Three sets of indigo eyes materialized from the cave, and a guttural growl shook the earth.
At one point in time, the three nightmares emerging from the cave were probably average mutts. The mangy dogs Fairel loved, the ones most often covered in soot, found nosing through Mahair’s smoldering garbage. Ayume had layered its evil over these dogs. Black drool dripped from jaws the size of boulders. Claws protruded from misshapen paws, and long, pointed teeth mashed together. They did not spare Timur a glance, but fixated on me.
“Diya smelled it,” I realized. The dogs fanned into a semicircle around me. I hadn’t thought much of it, reducing her comment to another dig against Lukubis. “You doused yourself in an odor before we entered the tunnels. It’s keeping them away from you.”
I ripped my gaze from the dogs long enough to snarl at Timur. “Follow me, Timur. Guarantee your mission is done, because if I survive, I will see your sister dead before any illness can.”
The dogs howled, leaping. I tore into the trees. The lake’s eddies extended into the forest. If I could find a branch of the lake deep enough to drown three dogs, I would be safe.
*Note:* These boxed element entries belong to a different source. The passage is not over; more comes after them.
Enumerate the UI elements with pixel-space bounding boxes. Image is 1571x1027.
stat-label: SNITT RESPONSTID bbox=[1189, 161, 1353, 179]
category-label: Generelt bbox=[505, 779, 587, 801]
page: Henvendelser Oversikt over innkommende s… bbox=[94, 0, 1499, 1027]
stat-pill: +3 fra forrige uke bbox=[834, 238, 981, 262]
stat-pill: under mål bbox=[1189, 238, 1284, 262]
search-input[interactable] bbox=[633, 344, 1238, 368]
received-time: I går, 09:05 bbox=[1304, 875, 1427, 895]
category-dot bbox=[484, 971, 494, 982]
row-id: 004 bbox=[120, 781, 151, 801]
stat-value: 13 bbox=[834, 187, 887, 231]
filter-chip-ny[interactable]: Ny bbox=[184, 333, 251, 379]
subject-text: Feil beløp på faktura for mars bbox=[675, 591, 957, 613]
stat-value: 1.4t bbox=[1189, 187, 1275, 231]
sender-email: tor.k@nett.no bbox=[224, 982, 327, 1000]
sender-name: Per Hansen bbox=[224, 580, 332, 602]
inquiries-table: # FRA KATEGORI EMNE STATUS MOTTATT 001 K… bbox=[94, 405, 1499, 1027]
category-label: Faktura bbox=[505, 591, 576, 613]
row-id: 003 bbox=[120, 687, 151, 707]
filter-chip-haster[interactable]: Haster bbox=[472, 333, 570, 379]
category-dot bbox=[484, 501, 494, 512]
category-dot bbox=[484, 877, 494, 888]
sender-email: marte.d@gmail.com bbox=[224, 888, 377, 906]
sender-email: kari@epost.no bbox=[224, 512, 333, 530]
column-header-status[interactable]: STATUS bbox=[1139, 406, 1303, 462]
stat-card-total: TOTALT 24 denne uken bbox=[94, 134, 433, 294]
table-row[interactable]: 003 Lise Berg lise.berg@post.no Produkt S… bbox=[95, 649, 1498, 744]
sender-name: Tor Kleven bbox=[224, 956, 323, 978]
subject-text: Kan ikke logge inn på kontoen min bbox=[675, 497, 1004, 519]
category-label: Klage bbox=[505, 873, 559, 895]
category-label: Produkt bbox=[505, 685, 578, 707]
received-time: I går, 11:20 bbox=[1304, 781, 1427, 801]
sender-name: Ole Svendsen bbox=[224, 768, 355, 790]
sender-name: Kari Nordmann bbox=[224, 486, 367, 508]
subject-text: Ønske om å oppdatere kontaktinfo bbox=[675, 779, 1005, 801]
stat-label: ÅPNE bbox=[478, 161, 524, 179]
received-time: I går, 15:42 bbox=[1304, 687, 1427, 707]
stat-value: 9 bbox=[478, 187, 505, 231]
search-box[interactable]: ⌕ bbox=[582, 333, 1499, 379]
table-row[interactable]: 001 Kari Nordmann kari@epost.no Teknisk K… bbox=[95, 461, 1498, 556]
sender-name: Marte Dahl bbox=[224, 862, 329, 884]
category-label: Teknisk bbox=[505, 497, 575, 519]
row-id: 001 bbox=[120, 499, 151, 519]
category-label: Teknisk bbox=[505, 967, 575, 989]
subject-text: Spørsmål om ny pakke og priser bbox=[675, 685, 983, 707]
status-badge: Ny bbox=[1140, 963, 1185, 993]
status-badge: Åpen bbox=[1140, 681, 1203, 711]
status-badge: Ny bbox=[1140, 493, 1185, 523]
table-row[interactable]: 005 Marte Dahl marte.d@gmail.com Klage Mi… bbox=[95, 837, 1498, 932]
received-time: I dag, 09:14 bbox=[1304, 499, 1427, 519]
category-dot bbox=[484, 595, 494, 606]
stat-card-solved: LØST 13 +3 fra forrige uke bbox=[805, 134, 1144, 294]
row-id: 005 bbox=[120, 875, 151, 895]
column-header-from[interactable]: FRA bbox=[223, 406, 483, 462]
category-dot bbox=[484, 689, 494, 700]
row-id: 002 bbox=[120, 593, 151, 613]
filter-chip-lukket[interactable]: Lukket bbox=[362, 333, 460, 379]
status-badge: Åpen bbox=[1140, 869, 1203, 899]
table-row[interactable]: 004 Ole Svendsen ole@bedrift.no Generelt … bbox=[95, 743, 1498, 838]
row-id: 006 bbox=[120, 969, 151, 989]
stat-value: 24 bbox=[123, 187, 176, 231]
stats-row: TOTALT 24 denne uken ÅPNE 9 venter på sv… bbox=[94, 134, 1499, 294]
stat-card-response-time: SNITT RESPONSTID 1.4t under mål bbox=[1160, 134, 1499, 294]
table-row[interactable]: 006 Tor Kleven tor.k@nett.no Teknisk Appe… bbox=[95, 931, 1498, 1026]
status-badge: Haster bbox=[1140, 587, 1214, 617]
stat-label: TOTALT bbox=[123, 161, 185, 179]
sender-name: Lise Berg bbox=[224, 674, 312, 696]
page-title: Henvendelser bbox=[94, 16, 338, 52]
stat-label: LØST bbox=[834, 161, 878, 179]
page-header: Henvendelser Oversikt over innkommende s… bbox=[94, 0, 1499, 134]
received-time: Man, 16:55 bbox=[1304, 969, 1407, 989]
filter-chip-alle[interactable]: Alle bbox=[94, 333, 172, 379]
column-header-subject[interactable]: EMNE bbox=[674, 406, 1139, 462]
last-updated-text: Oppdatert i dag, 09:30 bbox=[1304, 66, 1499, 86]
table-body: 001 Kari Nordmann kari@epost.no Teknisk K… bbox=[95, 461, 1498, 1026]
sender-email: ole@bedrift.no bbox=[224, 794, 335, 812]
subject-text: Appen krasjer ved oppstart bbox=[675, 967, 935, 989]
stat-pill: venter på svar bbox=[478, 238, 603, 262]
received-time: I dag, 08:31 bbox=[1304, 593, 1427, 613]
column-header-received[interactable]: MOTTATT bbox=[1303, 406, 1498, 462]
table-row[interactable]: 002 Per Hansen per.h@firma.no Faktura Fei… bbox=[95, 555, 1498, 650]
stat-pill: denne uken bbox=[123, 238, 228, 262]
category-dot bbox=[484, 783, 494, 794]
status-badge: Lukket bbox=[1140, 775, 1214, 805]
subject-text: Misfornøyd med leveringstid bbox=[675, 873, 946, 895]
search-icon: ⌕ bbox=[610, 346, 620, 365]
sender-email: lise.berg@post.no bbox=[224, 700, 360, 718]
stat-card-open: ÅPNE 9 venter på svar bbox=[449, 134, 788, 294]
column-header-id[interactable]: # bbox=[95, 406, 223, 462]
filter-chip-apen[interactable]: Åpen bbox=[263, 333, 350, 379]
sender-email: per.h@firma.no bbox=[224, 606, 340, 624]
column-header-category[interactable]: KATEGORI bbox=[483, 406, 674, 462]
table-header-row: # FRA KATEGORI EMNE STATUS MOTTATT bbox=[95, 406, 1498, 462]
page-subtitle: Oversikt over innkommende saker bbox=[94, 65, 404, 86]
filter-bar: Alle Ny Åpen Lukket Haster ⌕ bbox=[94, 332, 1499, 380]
Timur crashed through the bushes behind me. The sun kissed the sky goodbye, the last fingers of light vanishing in the rush of evening.
The instincts I honed from the blindfolded runs in Essam sharpened with my spite. Arin prepared me to succeed when every condition demanded otherwise. I would not be ended by a pack of dogs in Orban.
My muscles became lethargic as I drew in gulps of air. The dogs nipped at my heels, their shrill barking grating against my ears.